Here’s another reminder: TBFC’s January 7th meeting will again be in room, CWY107, which is in the C. W. Bill Young Hall which is almost right across the street from where we have been meeting for many years in th Behavioral Science Building. Look for signs directing you into the C. W. Bill Young Hall parking lot, or, just park where you always have and walk across the street.

Joshua Slattery is a PhD student in the School of Geosciences at the University of South Florida working under the direction of Dr. Harries and Dr. Paul Wetmore. Joshua was born and raised in Cheyenne, Wyoming and received a BS in Geology and a minor in Zoology from the University of Wyoming. He became interested in geology and paleontology during middle school when he began to actively collect fossils from the stratigraphi sections in southeastern Wyoming and northern Colorado. During his time in college, he developed a passion for investigating the stratigraphy, biological diversity, and paleobiology of Upper Cretaceous macroinvertebrate faunas in North America. After graduating from college, he spent one year working for Uinta Paleontological Associates, Inc. of Vernal, Utah, as a paleontologists monitoring sites (e.g., gas and petroleum pipelines, coal mines) in Wyoming and Colorado for paleontological resources endangered by development. He is currently a Ph.D. candidate at the University of South Florida working on an NSF-funded project that is examining the influence icehouse and greenhouse climatic modes have on evolutionary patterns of ammonites and bivalves in contrasting depositional settings (e.g., foreland basin vs. passive margin). In addition to this research, he is also interested in paleoecology, stratigraphic paleobiology, sequence stratigraphy, ammonites, inoceramid bivalves, the Cretaceous Western Interior Seaway and Gulf of Mexico, and shell-bed taphonomy. In addition to his interest, he has also partaken in geological and paleontological field work in Florida, Wyoming, Colorado, Utah, Montana, South Dakota, Nebraska, New Mexico, Minnesota, Kansas, Texas, Alabama, Mississippi, Tennessee, Denmark, and Colombia.

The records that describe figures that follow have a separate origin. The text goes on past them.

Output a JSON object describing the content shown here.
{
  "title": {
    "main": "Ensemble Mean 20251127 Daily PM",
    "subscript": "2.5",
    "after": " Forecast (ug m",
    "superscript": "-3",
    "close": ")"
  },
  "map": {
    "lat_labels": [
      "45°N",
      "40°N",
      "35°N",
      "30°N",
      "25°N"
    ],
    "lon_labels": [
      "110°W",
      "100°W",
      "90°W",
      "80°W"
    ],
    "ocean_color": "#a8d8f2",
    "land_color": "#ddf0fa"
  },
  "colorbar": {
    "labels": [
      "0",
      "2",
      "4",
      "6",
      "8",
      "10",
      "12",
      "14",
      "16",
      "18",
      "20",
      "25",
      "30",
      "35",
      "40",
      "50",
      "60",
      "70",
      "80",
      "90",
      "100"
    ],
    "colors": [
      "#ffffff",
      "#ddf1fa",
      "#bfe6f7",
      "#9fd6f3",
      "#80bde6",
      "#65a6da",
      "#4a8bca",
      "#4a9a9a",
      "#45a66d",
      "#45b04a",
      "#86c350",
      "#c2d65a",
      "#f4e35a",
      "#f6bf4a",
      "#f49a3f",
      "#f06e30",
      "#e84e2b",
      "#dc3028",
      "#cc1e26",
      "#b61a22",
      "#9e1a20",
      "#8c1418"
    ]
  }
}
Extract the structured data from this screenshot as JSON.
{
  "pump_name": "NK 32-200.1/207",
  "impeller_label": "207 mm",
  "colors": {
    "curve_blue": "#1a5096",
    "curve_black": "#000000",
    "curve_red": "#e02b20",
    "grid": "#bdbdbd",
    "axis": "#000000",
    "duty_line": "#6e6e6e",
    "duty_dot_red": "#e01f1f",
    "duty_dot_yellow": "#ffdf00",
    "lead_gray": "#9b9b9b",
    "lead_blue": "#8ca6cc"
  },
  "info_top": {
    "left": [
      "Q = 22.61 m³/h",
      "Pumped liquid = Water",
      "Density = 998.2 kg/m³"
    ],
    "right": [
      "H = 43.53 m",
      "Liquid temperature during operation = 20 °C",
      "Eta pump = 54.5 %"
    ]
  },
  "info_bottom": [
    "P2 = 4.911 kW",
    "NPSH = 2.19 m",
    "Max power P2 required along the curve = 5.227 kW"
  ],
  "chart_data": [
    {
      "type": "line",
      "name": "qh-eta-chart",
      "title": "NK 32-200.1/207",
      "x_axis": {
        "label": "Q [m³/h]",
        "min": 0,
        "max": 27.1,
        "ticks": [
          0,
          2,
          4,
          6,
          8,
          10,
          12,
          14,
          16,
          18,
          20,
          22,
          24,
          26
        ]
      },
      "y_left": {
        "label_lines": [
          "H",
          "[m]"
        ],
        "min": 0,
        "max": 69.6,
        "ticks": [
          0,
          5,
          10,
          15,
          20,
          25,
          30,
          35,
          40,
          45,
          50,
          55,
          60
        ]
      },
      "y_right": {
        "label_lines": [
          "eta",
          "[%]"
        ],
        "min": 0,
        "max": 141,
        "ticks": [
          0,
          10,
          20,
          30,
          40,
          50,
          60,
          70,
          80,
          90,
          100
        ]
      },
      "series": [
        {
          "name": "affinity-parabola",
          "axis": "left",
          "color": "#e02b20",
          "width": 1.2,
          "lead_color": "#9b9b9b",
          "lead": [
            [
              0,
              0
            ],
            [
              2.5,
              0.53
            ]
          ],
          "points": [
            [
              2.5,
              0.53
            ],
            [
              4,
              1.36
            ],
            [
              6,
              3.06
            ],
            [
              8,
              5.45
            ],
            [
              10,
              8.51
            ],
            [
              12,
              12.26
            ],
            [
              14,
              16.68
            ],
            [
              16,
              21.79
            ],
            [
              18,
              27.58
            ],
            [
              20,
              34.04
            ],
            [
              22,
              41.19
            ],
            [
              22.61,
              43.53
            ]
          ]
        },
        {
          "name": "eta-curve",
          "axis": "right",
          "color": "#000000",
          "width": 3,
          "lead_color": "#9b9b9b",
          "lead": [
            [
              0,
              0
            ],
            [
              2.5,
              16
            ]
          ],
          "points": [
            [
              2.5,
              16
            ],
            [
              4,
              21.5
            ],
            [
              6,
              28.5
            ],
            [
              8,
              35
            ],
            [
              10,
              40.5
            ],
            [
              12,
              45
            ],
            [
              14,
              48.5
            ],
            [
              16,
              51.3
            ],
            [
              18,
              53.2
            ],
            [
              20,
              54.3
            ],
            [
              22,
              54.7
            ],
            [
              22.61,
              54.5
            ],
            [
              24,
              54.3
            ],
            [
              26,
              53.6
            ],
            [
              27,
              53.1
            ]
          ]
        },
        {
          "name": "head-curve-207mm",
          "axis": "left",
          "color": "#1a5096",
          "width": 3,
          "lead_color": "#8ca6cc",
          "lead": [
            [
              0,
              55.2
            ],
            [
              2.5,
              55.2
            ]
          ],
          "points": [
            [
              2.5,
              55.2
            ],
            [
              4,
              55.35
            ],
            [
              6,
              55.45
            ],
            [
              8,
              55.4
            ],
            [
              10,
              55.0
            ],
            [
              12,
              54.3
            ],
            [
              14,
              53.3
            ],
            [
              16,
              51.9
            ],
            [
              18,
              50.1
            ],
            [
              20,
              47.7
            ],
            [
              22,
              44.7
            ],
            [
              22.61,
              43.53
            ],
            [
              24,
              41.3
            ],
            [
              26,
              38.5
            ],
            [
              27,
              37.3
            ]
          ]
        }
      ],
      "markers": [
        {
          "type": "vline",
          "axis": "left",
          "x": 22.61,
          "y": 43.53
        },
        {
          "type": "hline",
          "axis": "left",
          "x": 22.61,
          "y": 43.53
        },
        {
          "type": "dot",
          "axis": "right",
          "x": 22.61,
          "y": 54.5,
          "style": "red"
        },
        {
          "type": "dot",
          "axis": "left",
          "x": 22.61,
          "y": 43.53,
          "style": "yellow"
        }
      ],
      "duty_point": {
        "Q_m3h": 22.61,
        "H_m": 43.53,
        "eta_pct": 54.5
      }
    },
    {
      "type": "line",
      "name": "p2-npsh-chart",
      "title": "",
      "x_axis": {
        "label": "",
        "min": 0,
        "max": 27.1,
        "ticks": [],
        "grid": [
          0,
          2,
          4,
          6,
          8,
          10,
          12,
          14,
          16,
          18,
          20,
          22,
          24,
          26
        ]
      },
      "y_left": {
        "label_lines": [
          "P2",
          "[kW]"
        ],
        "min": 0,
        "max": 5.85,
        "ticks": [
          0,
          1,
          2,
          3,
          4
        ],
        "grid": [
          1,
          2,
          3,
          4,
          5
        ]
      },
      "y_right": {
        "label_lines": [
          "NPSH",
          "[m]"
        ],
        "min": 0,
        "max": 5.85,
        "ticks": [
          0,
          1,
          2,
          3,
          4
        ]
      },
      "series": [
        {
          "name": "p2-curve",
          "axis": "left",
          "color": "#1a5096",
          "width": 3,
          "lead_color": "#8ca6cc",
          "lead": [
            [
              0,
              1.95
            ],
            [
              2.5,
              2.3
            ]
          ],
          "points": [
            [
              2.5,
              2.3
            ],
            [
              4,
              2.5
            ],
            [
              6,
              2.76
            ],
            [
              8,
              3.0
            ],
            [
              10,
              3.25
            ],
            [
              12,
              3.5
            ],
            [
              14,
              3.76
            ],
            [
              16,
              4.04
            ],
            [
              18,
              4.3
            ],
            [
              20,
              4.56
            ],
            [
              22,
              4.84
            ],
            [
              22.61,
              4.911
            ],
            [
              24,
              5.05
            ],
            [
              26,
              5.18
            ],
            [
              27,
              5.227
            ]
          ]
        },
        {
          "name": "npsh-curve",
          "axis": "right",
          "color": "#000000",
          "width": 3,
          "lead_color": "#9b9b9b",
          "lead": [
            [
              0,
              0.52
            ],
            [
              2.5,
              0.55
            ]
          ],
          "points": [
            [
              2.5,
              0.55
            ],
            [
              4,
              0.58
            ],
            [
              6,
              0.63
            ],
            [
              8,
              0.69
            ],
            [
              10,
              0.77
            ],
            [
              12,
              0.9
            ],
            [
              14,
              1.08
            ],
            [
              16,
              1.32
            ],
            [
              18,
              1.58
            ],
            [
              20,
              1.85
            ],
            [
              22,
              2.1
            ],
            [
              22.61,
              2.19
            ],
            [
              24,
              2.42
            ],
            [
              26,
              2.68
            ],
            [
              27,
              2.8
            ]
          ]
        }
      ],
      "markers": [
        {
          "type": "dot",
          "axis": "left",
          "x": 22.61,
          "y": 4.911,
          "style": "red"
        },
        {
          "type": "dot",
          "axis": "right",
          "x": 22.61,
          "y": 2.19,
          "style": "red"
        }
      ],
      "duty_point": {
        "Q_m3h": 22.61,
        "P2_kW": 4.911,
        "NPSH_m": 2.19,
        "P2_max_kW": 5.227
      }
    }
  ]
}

Jurassic Park in the Dark, Again!
A TBFC Movie Event
January 21, 2017

What would be better than spending a beautiful Florida evening outside watching the 2015 sequel Jurassic World on a big screen? TBFC has a nice PowerPoint projector and January is certainly a great time of year to spend some time outdoors cuddled up under a blanket with your favorite “paleo” person. We tried this several times and the Jurassic Park in the Dark movie event has been a huge success. Nearly 50 people have showed up to enjoy the movie and spend some time with other fossil friends.

Bring along some yard chairs or blankets and your own cooler of drinks and snacks, or Thermos full of hot cocoa. Arrive at 6PM to claim your spot and we’ll get the movie started @ 6:30PM. My address is 2407 Tangerine Hill Court, Lutz, FL 33549. This is a free TBFC event, so bring the whole family, and the neighbors. Don’t miss it!